I’ve always thought I have a pretty good sense of direction. As a three-time grade-level National Geographic Geography Bee champion and one-time NYS finalist in middle school (not to brag), I pride myself on knowing where I am and where other things are. I’ve also thought I have a pretty good sense of life direction. I understand my current place, where I have been, and where I want to end up.
As it turns out, neither of these types of direction turn out exactly as planned 100% of the time – go figure. In fact, I’ve sometimes been left wondering “where am I?”

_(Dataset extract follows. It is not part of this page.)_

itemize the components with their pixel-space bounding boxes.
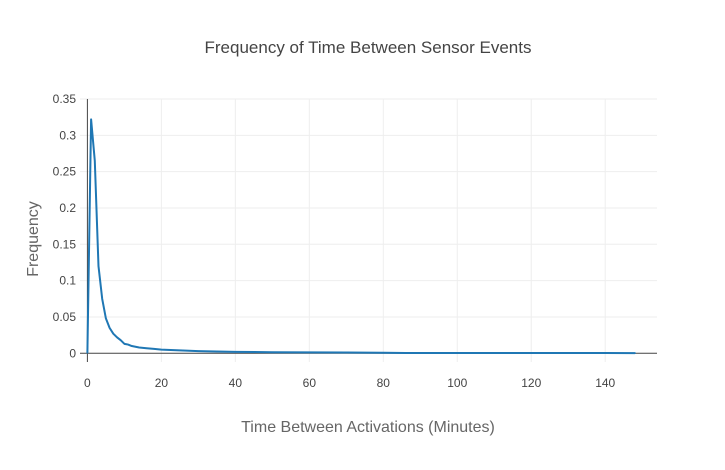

Our trip has been an excellent and humbling reminder that no matter how wise we think we are, we cannot navigate alone. Answering a question like “where am I?” is significantly easier with the help of others. So many individuals have helped physically guide us along our journey so far. I think of my host family and our bus driver in São Paulo, Eduardo, steering us throughout the twists and turns of the city to get to places like Ibirapuera Park and Beco do Batman. I think Eduardo deserves an extra shout-out for managing a gigantic bus through the winding mountain roads on the route to the SESC Bertioga beach.
All of the pilots on the flights we’ve had so far have instructed us to “sit back, relax, and enjoy the flight.” They have then proceeded to somehow safely direct us through the clouds to get to our destination. Our guide here in Foz do Iguaçu, Neri, helped us yesterday and I’m sure he’ll help us much more these next few days, too. Others in class have written about how much the Holy Spirit has been guiding us, and I cannot emphasize how true that is. Both our spiritual and physical navigation have pushed us to reject the traditional American autonomous attitude of doing everything by ourselves. Instead, we’re relying on others and on the Divine.

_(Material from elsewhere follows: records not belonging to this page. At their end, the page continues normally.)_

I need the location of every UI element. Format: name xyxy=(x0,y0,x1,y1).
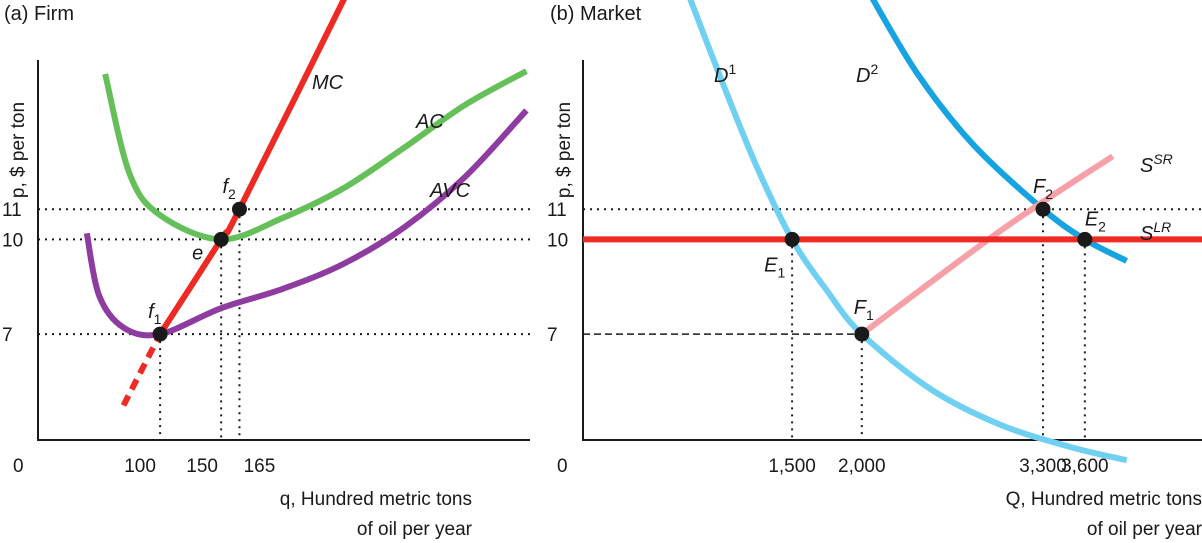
panel-firm: (a) Firm p, $ per ton 0 q, Hundred metri… xyxy=(2,0,530,540)
x-axis-title-line1-market: Q, Hundred metric tons xyxy=(1006,489,1202,510)
mc-curve-dashed-segment xyxy=(120,332,163,407)
equilibrium-points-market: E1 F1 F2 E2 xyxy=(764,176,1106,342)
y-tick-7: 7 xyxy=(2,325,13,346)
x-axis-title-line2-firm: of oil per year xyxy=(357,519,473,540)
d2-label: D2 xyxy=(856,61,878,87)
point-f1-label: f1 xyxy=(148,301,162,327)
avc-curve xyxy=(83,108,529,339)
point-f2-label: f2 xyxy=(222,176,236,202)
y-tick-11: 11 xyxy=(2,200,22,221)
x-tick-3,600: 3,600 xyxy=(1061,456,1109,477)
point-e2-dot xyxy=(1077,231,1093,247)
y-tick-11: 11 xyxy=(547,200,567,221)
point-f2-market-label: F2 xyxy=(1033,176,1053,202)
x-tick-150: 150 xyxy=(186,456,218,477)
y-axis-title-market: p, $ per ton xyxy=(554,102,575,198)
ssr-label: SSR xyxy=(1140,151,1173,177)
ac-curve xyxy=(102,68,528,243)
equilibrium-points-firm: f1 e f2 xyxy=(148,176,247,342)
x-axis-title-line2-market: of oil per year xyxy=(1087,519,1202,540)
y-tick-labels-firm: 7 10 11 xyxy=(2,200,23,346)
point-f1-dot xyxy=(152,326,168,342)
panel-title-firm: (a) Firm xyxy=(4,3,74,25)
point-f2-dot xyxy=(231,201,247,217)
guide-lines-market xyxy=(583,208,1202,440)
x-tick-labels-firm: 100 150 165 xyxy=(124,456,275,477)
y-tick-7: 7 xyxy=(547,325,558,346)
demand-curve-d1 xyxy=(687,0,1128,464)
mc-label: MC xyxy=(312,72,344,94)
ac-label: AC xyxy=(415,111,444,133)
d1-label: D1 xyxy=(714,61,736,87)
x-tick-2,000: 2,000 xyxy=(838,456,886,477)
point-f2-market-dot xyxy=(1035,201,1051,217)
y-tick-10: 10 xyxy=(547,230,568,251)
point-f1-market-label: F1 xyxy=(854,297,874,323)
x-axis-title-line1-firm: q, Hundred metric tons xyxy=(280,489,472,510)
slr-label: SLR xyxy=(1140,219,1171,245)
point-e2-label: E2 xyxy=(1085,208,1106,234)
guide-lines-firm xyxy=(38,208,530,440)
point-e-label: e xyxy=(192,242,203,264)
panel-market: (b) Market p, $ per ton 0 Q, Hundred met… xyxy=(547,0,1202,540)
x-tick-3,300: 3,300 xyxy=(1019,456,1067,477)
point-e1-dot xyxy=(784,231,800,247)
avc-label: AVC xyxy=(429,180,471,202)
y-tick-10: 10 xyxy=(2,230,23,251)
x-tick-165: 165 xyxy=(244,456,276,477)
short-run-supply-curve xyxy=(860,153,1115,337)
origin-label-market: 0 xyxy=(557,456,568,477)
point-f1-market-dot xyxy=(854,326,870,342)
point-e-dot xyxy=(213,231,229,247)
mc-curve xyxy=(157,0,347,336)
panel-title-market: (b) Market xyxy=(550,3,642,25)
point-e1-label: E1 xyxy=(764,254,785,280)
y-tick-labels-market: 7 10 11 xyxy=(547,200,568,346)
origin-label-firm: 0 xyxy=(13,456,24,477)
x-tick-1,500: 1,500 xyxy=(768,456,816,477)
x-tick-100: 100 xyxy=(124,456,156,477)
y-axis-title-firm: p, $ per ton xyxy=(8,102,29,198)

Even just last night, about a dozen of us set out in search of a grocery store. We thought beforehand that we could find the way all by ourselves. When Google Maps yielded poor results, we had to rely on others that knew where to go. Some of our classmates more proficient in Portuguese asked a passerby for directions, and we found our way – thanks Lourdes & Grace!

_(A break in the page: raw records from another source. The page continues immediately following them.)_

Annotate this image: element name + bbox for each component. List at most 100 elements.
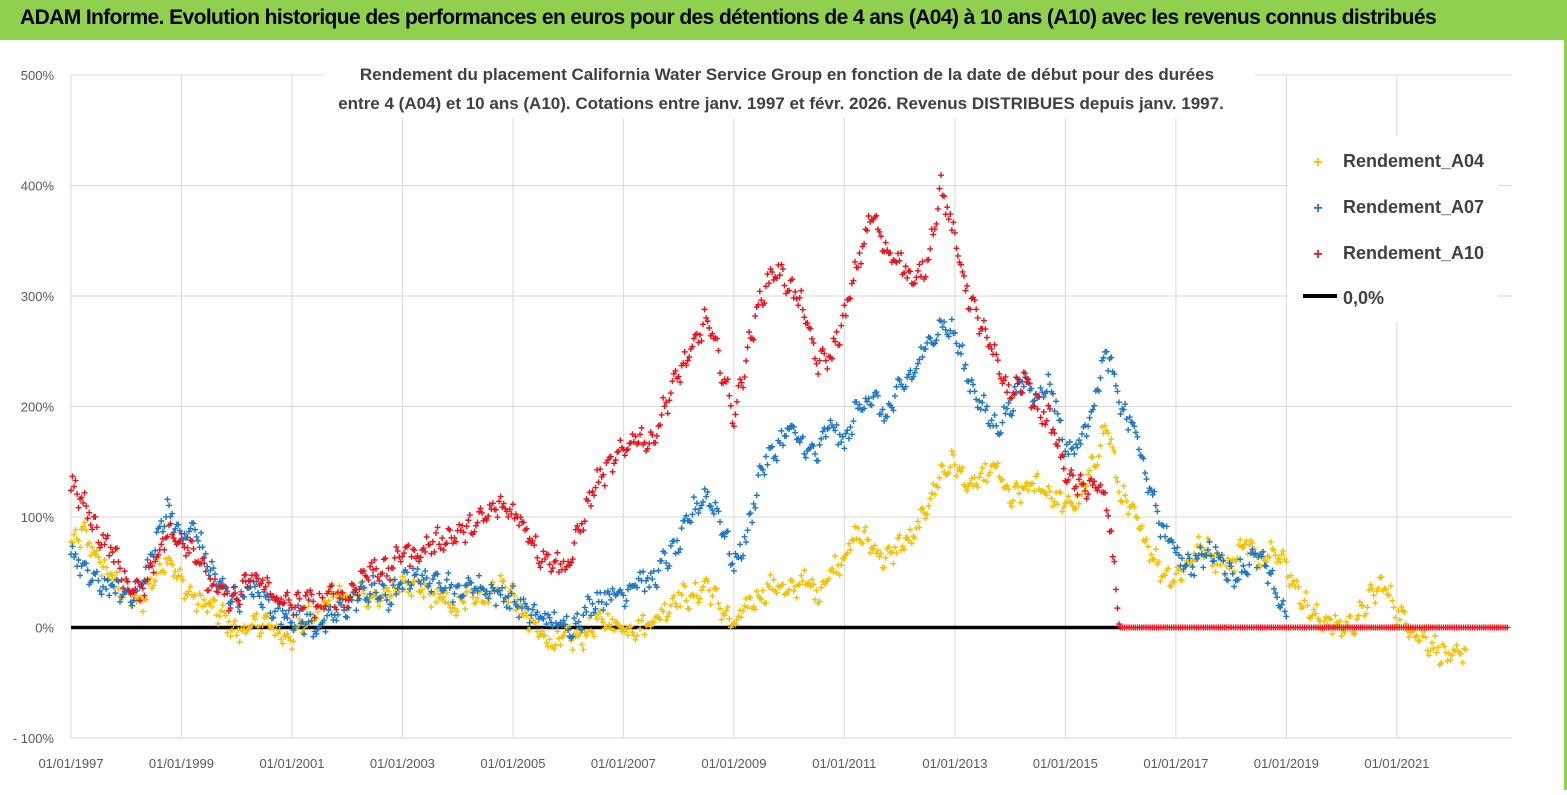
data-point bbox=[961, 272, 968, 279]
data-point bbox=[571, 539, 578, 546]
data-point bbox=[251, 583, 258, 590]
data-point bbox=[899, 543, 906, 550]
data-point bbox=[204, 563, 211, 570]
data-point bbox=[310, 598, 317, 605]
data-point bbox=[611, 627, 618, 634]
data-point bbox=[681, 583, 688, 590]
data-point bbox=[695, 339, 702, 346]
data-point bbox=[1053, 398, 1060, 405]
data-point bbox=[584, 497, 591, 504]
data-point bbox=[1336, 618, 1343, 625]
data-point bbox=[934, 205, 941, 212]
data-point bbox=[422, 568, 429, 575]
data-point bbox=[1083, 433, 1090, 440]
data-point bbox=[1228, 563, 1235, 570]
data-point bbox=[575, 618, 582, 625]
data-point bbox=[1211, 557, 1218, 564]
data-point bbox=[1253, 564, 1260, 571]
data-point bbox=[562, 566, 569, 573]
data-point bbox=[472, 599, 479, 606]
data-point bbox=[689, 343, 696, 350]
data-point bbox=[727, 402, 734, 409]
data-point bbox=[841, 302, 848, 309]
data-point bbox=[882, 554, 889, 561]
data-point bbox=[1212, 544, 1219, 551]
data-point bbox=[1145, 543, 1152, 550]
data-point bbox=[520, 596, 527, 603]
data-point bbox=[115, 558, 122, 565]
data-point bbox=[549, 565, 556, 572]
data-point bbox=[936, 185, 943, 192]
data-point bbox=[256, 633, 263, 640]
data-point bbox=[1189, 563, 1196, 570]
data-point bbox=[641, 631, 648, 638]
y-tick-label: 100% bbox=[21, 510, 55, 525]
x-tick-label: 01/01/2015 bbox=[1033, 756, 1098, 771]
data-point bbox=[583, 632, 590, 639]
data-point bbox=[336, 595, 343, 602]
data-point bbox=[931, 340, 938, 347]
data-point bbox=[686, 353, 693, 360]
data-point bbox=[692, 579, 699, 586]
data-point bbox=[1138, 523, 1145, 530]
data-point bbox=[1229, 556, 1236, 563]
data-point bbox=[282, 610, 289, 617]
data-point bbox=[591, 609, 598, 616]
data-point bbox=[854, 525, 861, 532]
data-point bbox=[574, 522, 581, 529]
data-point bbox=[304, 589, 311, 596]
data-point bbox=[798, 287, 805, 294]
data-point bbox=[693, 500, 700, 507]
data-point bbox=[744, 527, 751, 534]
data-point bbox=[178, 573, 185, 580]
data-point bbox=[511, 592, 518, 599]
data-point bbox=[541, 610, 548, 617]
data-point bbox=[205, 572, 212, 579]
data-point bbox=[185, 588, 192, 595]
data-point bbox=[753, 588, 760, 595]
data-point bbox=[1356, 598, 1363, 605]
data-point bbox=[84, 515, 91, 522]
data-point bbox=[287, 637, 294, 644]
x-tick-label: 01/01/2003 bbox=[370, 756, 435, 771]
data-point bbox=[69, 473, 76, 480]
data-point bbox=[1220, 557, 1227, 564]
data-point bbox=[296, 595, 303, 602]
data-point bbox=[627, 623, 634, 630]
data-point bbox=[228, 598, 235, 605]
data-point bbox=[560, 617, 567, 624]
data-point bbox=[738, 379, 745, 386]
data-point bbox=[1105, 430, 1112, 437]
data-point bbox=[578, 626, 585, 633]
data-point bbox=[436, 594, 443, 601]
data-point bbox=[1152, 502, 1159, 509]
data-point bbox=[1321, 617, 1328, 624]
data-point bbox=[208, 603, 215, 610]
data-point bbox=[193, 608, 200, 615]
data-point bbox=[902, 383, 909, 390]
data-point bbox=[224, 590, 231, 597]
data-point bbox=[474, 519, 481, 526]
data-point bbox=[730, 567, 737, 574]
data-point bbox=[1046, 488, 1053, 495]
data-point bbox=[380, 582, 387, 589]
data-point bbox=[1504, 624, 1511, 631]
data-point bbox=[1175, 567, 1182, 574]
data-point bbox=[202, 568, 209, 575]
data-point bbox=[417, 580, 424, 587]
data-point bbox=[333, 606, 340, 613]
data-point bbox=[813, 587, 820, 594]
data-point bbox=[314, 608, 321, 615]
data-point bbox=[1422, 634, 1429, 641]
data-point bbox=[555, 569, 562, 576]
data-point bbox=[509, 583, 516, 590]
data-point bbox=[916, 524, 923, 531]
data-point bbox=[1112, 586, 1119, 593]
data-point bbox=[238, 591, 245, 598]
data-point bbox=[663, 560, 670, 567]
data-point bbox=[667, 602, 674, 609]
data-point bbox=[713, 585, 720, 592]
data-point bbox=[1301, 597, 1308, 604]
data-point bbox=[1089, 482, 1096, 489]
data-point bbox=[207, 599, 214, 606]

Don’t get me wrong; it’s nice and comforting to know your exact location on the geographic map or on a career or life path. But, so much beauty can be seen by trusting God, trusting others, and exploring. I think one of the greatest lessons that this trip has taught me is about direction. We’ve learned to orient ourselves towards Christ by exploring freely within a structured, safe framework. I’m incredibly grateful for that lesson and for all of the fantastic experiences I’ve had. I’m ready to apply what I’ve learned to the rest of my life.